To be continued in: The Vast, Immortal Sea. July 4, Day 13, Part 2. 



Comments

  1. Hi River, this is Amanda.
    The poem is called To a Seabird Dying, by Ben Hur Lampman
    Here where the tide has cast it lies this wrack,
    White as the crest that bore it to the land,
    And swart of pinion as the storm is black,
    And very pitiful beneath the hand.
    Now death has touched it, though its eye is brave,
    The dark beak lifted as to strike the foe,
    While in its glance the wildness of the wave
    Ebbs as the head droops low.

    For you our mother ocean beats no more;
    No sea-glint summons where the far sail veers.
    Nor any surge shall smite the hollow shore,
    Nor sundown beckon where the great whale steers;
    This gathering grayness is not driven mist
    Fleet as winged winds that flee;
    It is no fog of pearl and amethyst
    Risen from out the sea.

    All motionless is the suspended tide,
    The viewless thunder thins and fades....is still;
    And the sun's self is quenched in all his pride.
    And pallid grown and chill.
    So death comes, wild one, and an end of flight;
    An end of mother ocean and her ways,
    Of rock and dune, and dawn and noon, and night.

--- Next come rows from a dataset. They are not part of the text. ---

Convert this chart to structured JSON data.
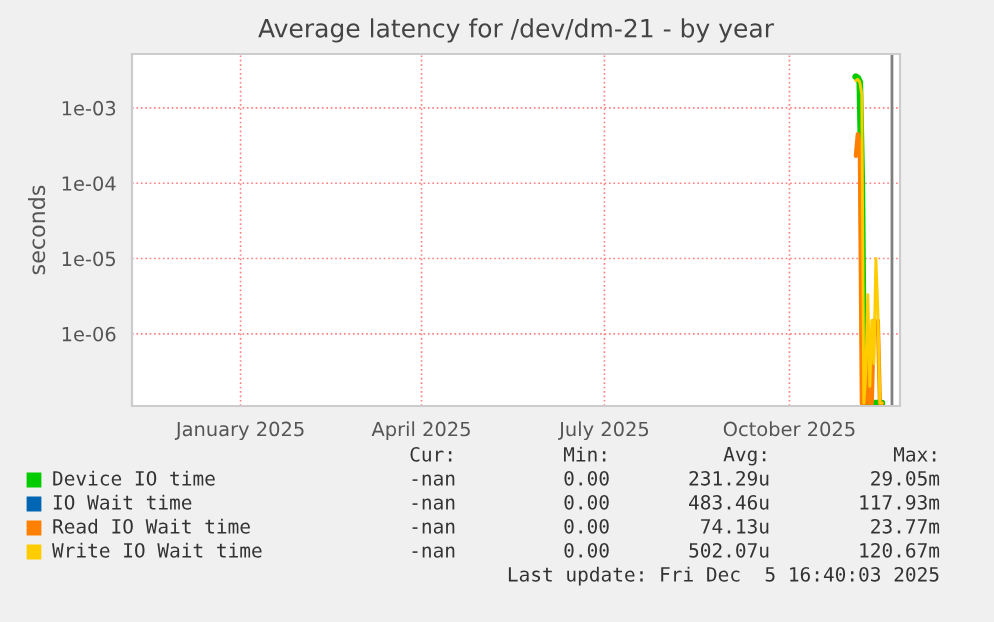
{
  "chart_data": {
    "type": "line",
    "title": "Average latency for /dev/dm-21 - by year",
    "ylabel": "seconds",
    "log": "y",
    "grid": true,
    "legend": "bottom",
    "x": [
      "2025-11-03",
      "2025-11-04",
      "2025-11-05",
      "2025-11-06",
      "2025-11-07",
      "2025-11-08",
      "2025-11-09",
      "2025-11-10",
      "2025-11-11",
      "2025-11-12",
      "2025-11-13",
      "2025-11-14",
      "2025-11-15",
      "2025-11-16"
    ],
    "series": [
      {
        "name": "Device IO time",
        "color": "#00cc00",
        "values": [
          0.0026,
          0.0025,
          0.0022,
          0.0001,
          1.2e-07,
          1.2e-07,
          1.2e-07,
          1.2e-07,
          1.2e-07,
          1.2e-07,
          1.2e-07,
          1.2e-07,
          1.2e-07,
          1.2e-07
        ]
      },
      {
        "name": "IO Wait time",
        "color": "#0066b3",
        "values": [
          null,
          null,
          null,
          null,
          null,
          null,
          null,
          null,
          null,
          null,
          null,
          null,
          null,
          null
        ]
      },
      {
        "name": "Read IO Wait time",
        "color": "#ff8000",
        "values": [
          0.00023,
          0.00045,
          0.0003,
          1.2e-07,
          1.2e-07,
          1.2e-07,
          5e-07,
          1.2e-07,
          1.2e-07,
          1.5e-06,
          1.2e-06,
          1.5e-06,
          1.2e-07,
          1.2e-07
        ]
      },
      {
        "name": "Write IO Wait time",
        "color": "#ffcc00",
        "values": [
          0.0023,
          0.0024,
          0.0022,
          0.0015,
          1.2e-07,
          3e-07,
          3.3e-06,
          2e-07,
          1.5e-06,
          4e-07,
          1e-05,
          2e-06,
          1.2e-07,
          1.2e-07
        ]
      }
    ],
    "xlim": [
      "2024-11-08",
      "2025-11-25"
    ],
    "xticks": [
      {
        "value": "2025-01-01",
        "label": "January 2025"
      },
      {
        "value": "2025-04-01",
        "label": "April 2025"
      },
      {
        "value": "2025-07-01",
        "label": "July 2025"
      },
      {
        "value": "2025-10-01",
        "label": "October 2025"
      }
    ],
    "ylim": [
      1.1e-07,
      0.0052
    ],
    "yticks": [
      {
        "value": 1e-06,
        "label": "1e-06"
      },
      {
        "value": 1e-05,
        "label": "1e-05"
      },
      {
        "value": 0.0001,
        "label": "1e-04"
      },
      {
        "value": 0.001,
        "label": "1e-03"
      }
    ],
    "ref_lines": [
      {
        "axis": "x",
        "value": "2025-11-21",
        "color": "#808080"
      }
    ],
    "annotations": [
      "Cur:",
      "Min:",
      "Avg:",
      "Max:",
      "-nan",
      "0.00",
      "231.29u",
      "29.05m",
      "-nan",
      "0.00",
      "483.46u",
      "117.93m",
      "-nan",
      "0.00",
      "74.13u",
      "23.77m",
      "-nan",
      "0.00",
      "502.07u",
      "120.67m",
      "Last update: Fri Dec  5 16:40:03 2025"
    ]
  }
}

    It is not true. Life is not slain by death.
    The vast, immortal sea shall have her own,
    Shall garner to her this expiring breath,
    Shall reap where she has sown.
    And with her you shall be, in her delight;
    Her winds your flight, her wildness your desire;
    Her whiteness yours as these your plumes are white,
    Bright wings that never tire!

    ReplyDelete
  2. Ben Hur Lampman (1886-1954) was Oregon’s second poet laureate, beginning in 1951 until his death three years later. He was a columnist and associate editor at the Oregonian for 35 years, garnering national recognition and affection for his writings, though he remains relatively unknown today. In 1951, the Oregon legislature recognized Lampman for his “sympathetic understanding of the life and work of common man,” and it is this insight in his writings that endeared him to so many readers in his lifetime.

    ReplyDelete
    Replies
    1. Amanda this is both amazing and wonderful! How did you discover it?
      (Ps I for sure know who "AmandaHerta" is!!)

      Delete
    2. I know I know, but it had me enter the comment and THEN create the identifying moniker.....

      Delete
    3. I looked up the lines from the plaque, which led me to another blog, which led me to someone else requesting poems about the ocean, and voila! I then looked up Lampman himself.